Perhatikan jika anak Anda tiba-tiba berhenti berbicara dengan teman terdekatnya dan mulai menghindari situasi sosial. Ini bisa menjadi tanda bahaya kalau teman-temannya telah mengucilkannya.
5. Perubahan kebiasaan makan
Kalau anak pulang dengan keadaan sangat lapar terus menerus, kemungkinan dia tidak makan siang. Banyak aksi bullying dilakukan saat istirahat makan siang.

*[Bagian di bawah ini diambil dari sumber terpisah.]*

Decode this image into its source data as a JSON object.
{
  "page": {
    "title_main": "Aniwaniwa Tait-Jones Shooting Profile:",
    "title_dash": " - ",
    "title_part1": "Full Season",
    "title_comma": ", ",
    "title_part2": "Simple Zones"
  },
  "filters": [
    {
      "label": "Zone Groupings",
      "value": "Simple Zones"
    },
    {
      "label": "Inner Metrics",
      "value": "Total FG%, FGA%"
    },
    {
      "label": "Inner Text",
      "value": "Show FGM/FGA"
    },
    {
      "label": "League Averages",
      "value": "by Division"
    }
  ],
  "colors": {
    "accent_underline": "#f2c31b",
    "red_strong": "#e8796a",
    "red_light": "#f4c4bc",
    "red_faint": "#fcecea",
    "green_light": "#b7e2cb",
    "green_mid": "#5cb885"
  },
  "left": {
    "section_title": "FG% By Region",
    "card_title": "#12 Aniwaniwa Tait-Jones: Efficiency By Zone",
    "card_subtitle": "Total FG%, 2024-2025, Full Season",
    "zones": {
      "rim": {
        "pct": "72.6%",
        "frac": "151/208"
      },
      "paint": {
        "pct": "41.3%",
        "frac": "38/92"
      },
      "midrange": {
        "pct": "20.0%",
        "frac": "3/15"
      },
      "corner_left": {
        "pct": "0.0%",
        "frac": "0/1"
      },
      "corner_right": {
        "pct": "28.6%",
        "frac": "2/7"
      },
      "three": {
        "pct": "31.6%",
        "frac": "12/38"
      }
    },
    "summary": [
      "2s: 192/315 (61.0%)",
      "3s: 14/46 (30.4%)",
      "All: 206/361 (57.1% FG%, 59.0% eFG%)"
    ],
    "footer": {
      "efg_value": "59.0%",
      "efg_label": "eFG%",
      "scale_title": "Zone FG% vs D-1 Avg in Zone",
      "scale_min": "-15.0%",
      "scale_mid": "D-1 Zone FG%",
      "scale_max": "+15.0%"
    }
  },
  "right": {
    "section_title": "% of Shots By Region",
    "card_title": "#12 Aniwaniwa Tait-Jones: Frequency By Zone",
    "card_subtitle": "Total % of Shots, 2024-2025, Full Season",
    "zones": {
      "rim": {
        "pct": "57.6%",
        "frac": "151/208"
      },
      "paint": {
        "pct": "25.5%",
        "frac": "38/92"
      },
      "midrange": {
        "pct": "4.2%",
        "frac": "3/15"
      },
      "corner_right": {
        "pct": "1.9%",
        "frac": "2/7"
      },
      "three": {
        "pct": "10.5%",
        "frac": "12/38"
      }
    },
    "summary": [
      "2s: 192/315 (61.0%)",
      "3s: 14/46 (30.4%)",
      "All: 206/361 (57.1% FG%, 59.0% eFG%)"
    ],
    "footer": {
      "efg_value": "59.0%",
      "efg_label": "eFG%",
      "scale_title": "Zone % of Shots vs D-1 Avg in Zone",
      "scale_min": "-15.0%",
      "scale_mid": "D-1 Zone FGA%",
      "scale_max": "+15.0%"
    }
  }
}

Anak yang menjadi korban perundungan akan kehilangan nafsu makan karena mengalami tekanan emosional.
6. Tidak percaya diri
Perubahan dramatis pada kepribadian dan rasa percaya diri anak tentu menimbulkan kekhawatiran. Saat pulang ke rumah, anak tampak sedih, tertekan, atau berlinang air mata. Ini bisa menjadi tanda-tanda ia mengalami tekanan emosional dan verbal di sekolah.
7. Melukai diri sendiri
Depresi yang berasal dari bullying dapat menyebabkan seorang anak melukai dirinya sendiri. Hal ini perlu penanganan profesional sehingga jangan ragu untuk meminta bantuan.
8. Penurunan Prestasi Sekolah
Baca Juga: Sinopsis Film "Killers of The Flower Moon" dengan Penampilan Epik Leonardo DiCaprio
Nggak semua bersemangat untuk pergi ke sekolah setiap hari, tetapi kalau anak terus-menerus ingin bolos sekolah atau berpura-pura sakit, mungkin ada hal lain yang disembunyikan.
Tanda-tanda nilai yang menurun, sulit berkonsentrasi, dan kurang fokus juga harus menjadi alarm bagi orangtua.
9. Emosional saat bermain gadget
Perundungan dapat berlanjut secara online dan melalui pesan teks. Jika anak terus-menerus marah atau menarik diri setelah menggunakan ponselnya, itu bisa menjadi tanda kalau dia mengalami perundungan secara online.
10. Perubahan rutin atau minat
Awasi perubahan tiba-tiba dalam minat anak, seperti melewatkan latihan olahraga atau tiba-tiba berhenti dari kegiatan setelah sekolah. Meskipun anak mungkin benar-benar kehilangan minat, tapi bisa jadi dia berusaha menghindari konfrontasi dan perundungan.